Edit Note: This code now compile see What are non-lexical lifetimes?.
I have two HashMaps and want to swap a value between them under certain conditions. If the key does not exist in the second HashMap, it should be inserted. I do not want to clone the value, since that is too expensive.
The (simplified) critical code that is not working is as follows:
use std::collections::HashMap;
use std::collections::hash_map::Entry;
use std::mem;
#[derive(Debug)]
struct ExpensiveStruct {
replace: bool,
// imagine a lot of heap data here
}
fn main() {
let mut hm : HashMap<usize, ExpensiveStruct> = HashMap::new();
let mut hm1 : HashMap<usize, ExpensiveStruct> = HashMap::new();
let dummy = ExpensiveStruct { replace: false };
hm.insert(1, ExpensiveStruct { replace: true});
hm1.insert(1, ExpensiveStruct { replace: true});
match hm1.get_mut(&1) {
Some(ref mut x) =>
match hm.entry(1) {
Entry::Occupied(mut y) => { if y.get().replace {
mem::swap(x, &mut y.get_mut());
}
},
Entry::Vacant(y) => { y.insert(mem::replace(x, dummy)); }
},
None => {}
}
println!("{:?}", hm);
}
(On the Rust Playground)
I get the error:
error[E0597]: `y` does not live long enough
--> src/main.rs:28:9
|
23 | mem::swap(x, &mut y.get_mut());
| - borrow occurs here
...
28 | },
| ^ `y` dropped here while still borrowed
29 | None => {}
30 | }
| - borrowed value needs to live until here
I am really confused about this borrow problem and I do not see a way to fix it. If I replace the Entry by a match hm.get_mut(1), I cannot insert in the None case, since the matching mutably borrows the HashMap.

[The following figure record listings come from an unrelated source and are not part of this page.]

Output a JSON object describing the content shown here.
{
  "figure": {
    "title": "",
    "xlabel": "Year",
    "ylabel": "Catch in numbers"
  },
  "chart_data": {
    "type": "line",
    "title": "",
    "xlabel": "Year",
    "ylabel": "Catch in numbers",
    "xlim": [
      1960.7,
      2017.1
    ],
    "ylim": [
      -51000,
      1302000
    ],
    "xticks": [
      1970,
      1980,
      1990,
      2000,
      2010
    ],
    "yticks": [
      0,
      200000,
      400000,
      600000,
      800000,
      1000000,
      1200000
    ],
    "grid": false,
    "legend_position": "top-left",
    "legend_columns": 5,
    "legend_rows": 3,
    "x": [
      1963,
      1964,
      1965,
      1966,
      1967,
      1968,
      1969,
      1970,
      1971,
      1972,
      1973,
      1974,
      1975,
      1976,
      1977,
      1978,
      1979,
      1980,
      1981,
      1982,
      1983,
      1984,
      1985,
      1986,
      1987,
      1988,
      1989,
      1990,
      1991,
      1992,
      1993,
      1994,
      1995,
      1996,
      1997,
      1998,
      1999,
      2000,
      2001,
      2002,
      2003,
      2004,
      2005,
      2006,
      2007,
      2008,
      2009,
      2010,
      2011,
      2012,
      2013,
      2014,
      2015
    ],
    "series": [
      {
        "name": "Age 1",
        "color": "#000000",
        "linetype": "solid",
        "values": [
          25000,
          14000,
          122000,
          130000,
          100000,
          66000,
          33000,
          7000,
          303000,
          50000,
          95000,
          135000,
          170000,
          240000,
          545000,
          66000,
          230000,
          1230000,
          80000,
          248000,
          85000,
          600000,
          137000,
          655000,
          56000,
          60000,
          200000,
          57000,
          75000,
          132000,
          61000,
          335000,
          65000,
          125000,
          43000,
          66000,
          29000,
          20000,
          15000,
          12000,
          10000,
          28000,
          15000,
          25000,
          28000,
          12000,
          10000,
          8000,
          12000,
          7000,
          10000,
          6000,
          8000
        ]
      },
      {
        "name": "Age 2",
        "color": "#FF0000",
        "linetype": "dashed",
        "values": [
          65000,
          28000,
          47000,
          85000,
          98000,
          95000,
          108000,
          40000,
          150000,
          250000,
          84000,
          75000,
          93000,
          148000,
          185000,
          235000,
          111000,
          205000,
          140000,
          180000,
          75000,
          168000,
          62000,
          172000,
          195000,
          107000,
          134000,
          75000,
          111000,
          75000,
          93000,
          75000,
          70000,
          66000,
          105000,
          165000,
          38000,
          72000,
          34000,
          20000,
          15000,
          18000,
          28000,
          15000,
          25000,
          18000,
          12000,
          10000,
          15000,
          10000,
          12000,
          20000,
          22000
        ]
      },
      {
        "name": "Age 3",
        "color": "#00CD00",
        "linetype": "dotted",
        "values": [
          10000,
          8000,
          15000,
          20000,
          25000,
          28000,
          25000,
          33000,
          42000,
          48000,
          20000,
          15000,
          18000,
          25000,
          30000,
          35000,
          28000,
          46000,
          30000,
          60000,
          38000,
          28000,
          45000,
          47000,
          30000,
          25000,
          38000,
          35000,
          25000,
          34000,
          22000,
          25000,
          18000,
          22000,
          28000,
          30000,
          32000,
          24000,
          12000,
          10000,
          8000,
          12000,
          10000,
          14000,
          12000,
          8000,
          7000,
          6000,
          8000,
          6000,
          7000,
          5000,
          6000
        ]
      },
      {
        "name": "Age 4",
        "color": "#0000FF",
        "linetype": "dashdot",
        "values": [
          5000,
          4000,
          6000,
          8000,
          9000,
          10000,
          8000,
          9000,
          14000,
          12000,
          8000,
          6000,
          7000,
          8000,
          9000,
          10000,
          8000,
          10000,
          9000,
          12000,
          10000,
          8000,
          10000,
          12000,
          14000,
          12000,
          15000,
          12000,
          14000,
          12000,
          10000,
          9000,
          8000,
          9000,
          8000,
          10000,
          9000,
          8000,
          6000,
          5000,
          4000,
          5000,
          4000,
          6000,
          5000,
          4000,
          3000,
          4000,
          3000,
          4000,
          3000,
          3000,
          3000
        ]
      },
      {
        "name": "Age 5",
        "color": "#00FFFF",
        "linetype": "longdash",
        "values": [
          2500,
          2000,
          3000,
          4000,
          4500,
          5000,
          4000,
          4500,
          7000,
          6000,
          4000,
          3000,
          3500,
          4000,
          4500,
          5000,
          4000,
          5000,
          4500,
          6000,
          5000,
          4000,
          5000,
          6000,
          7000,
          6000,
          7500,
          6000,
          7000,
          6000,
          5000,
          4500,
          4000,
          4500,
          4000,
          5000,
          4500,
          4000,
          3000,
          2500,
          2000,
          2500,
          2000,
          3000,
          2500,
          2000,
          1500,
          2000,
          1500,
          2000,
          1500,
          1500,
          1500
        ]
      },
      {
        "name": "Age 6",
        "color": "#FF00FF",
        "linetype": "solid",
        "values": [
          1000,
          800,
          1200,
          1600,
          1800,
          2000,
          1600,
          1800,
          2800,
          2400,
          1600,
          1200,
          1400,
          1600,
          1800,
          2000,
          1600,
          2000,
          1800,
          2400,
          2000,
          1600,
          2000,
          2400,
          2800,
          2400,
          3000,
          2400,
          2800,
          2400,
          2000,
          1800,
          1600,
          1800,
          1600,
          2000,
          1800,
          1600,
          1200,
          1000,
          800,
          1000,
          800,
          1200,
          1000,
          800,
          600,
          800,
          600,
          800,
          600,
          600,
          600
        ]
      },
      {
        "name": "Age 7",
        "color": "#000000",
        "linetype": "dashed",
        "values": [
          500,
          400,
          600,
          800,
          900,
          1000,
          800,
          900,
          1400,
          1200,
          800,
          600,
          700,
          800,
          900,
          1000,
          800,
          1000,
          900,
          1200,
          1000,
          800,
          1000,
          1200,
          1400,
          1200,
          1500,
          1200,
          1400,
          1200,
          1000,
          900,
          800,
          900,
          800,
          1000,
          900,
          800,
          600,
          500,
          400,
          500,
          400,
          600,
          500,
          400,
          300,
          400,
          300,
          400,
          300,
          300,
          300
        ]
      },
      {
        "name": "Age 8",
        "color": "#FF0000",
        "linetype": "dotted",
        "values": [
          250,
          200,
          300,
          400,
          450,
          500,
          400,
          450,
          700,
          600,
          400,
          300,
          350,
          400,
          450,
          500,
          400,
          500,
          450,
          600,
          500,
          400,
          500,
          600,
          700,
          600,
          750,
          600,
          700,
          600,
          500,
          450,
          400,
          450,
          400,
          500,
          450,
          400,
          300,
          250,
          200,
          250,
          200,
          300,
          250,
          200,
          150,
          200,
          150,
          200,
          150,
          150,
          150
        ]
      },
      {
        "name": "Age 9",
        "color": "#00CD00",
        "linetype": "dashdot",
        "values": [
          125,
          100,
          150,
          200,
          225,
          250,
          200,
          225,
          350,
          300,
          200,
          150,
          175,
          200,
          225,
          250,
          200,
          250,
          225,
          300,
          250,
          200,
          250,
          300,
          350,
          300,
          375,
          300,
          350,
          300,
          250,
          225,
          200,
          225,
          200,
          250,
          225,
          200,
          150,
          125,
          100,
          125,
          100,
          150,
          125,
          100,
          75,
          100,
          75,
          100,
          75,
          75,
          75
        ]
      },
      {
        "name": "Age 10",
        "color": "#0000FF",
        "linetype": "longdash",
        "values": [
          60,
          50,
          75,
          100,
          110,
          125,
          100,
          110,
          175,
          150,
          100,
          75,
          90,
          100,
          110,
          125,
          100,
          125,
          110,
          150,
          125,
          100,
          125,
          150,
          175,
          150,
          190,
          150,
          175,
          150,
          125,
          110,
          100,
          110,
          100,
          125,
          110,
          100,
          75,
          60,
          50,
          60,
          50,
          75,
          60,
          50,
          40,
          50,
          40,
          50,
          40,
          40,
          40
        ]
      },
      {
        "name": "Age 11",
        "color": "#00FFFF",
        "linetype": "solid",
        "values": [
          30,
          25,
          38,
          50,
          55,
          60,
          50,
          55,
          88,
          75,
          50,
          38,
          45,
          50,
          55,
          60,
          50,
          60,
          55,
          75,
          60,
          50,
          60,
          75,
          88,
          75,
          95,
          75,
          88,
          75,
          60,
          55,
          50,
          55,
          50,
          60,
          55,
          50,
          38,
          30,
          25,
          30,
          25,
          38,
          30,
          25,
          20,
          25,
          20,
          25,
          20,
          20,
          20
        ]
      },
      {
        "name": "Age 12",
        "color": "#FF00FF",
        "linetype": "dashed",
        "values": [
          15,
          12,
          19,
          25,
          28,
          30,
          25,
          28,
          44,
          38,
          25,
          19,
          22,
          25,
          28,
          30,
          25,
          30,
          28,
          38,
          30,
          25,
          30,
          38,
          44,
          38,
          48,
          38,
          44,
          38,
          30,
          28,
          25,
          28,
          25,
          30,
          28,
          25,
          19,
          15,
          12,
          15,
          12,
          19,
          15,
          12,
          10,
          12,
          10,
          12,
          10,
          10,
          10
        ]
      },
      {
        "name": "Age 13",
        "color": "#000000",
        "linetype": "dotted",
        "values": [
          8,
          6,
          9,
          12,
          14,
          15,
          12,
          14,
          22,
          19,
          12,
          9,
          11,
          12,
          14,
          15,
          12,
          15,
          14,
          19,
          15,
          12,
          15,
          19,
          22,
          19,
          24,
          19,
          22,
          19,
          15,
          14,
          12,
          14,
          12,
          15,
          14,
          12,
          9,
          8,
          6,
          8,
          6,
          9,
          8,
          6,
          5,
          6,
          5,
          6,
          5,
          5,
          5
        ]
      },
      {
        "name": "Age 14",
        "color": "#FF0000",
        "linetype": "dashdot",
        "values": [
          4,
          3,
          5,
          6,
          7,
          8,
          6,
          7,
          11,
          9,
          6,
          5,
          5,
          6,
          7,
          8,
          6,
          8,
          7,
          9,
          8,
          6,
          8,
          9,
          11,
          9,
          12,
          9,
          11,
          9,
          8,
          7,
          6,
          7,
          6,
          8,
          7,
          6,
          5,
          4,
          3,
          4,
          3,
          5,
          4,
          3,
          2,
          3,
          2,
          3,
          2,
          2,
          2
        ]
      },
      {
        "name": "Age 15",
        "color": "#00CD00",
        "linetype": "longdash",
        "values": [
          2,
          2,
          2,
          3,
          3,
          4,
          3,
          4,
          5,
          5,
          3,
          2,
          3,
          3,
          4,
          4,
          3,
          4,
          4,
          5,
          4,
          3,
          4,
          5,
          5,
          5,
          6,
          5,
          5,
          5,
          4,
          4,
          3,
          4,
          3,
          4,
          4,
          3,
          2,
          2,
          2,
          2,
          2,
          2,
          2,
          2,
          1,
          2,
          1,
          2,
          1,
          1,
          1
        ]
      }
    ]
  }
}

You're giving references to references where you should be giving references.
&mut y.get_mut()
for instance is
&mut &mut ExpensiveStruct
and you're having a simular issue with
match hm1.get_mut(&1) {
Some(ref mut x) =>
Your code works as expected when the types are trimmed down to &mut ExpensiveStruct:
match hm1.get_mut(&1) {
Some(x) => match hm.entry(1) {
Entry::Occupied(mut y) => if y.get().replace {
mem::swap(x, y.get_mut());
(On the Playground)
Note that the ref mut is removed, because hm1.get_mut(&1) already returns an Option for a mutable reference, and the &mut is removed because y.get_mut() already returns a reference.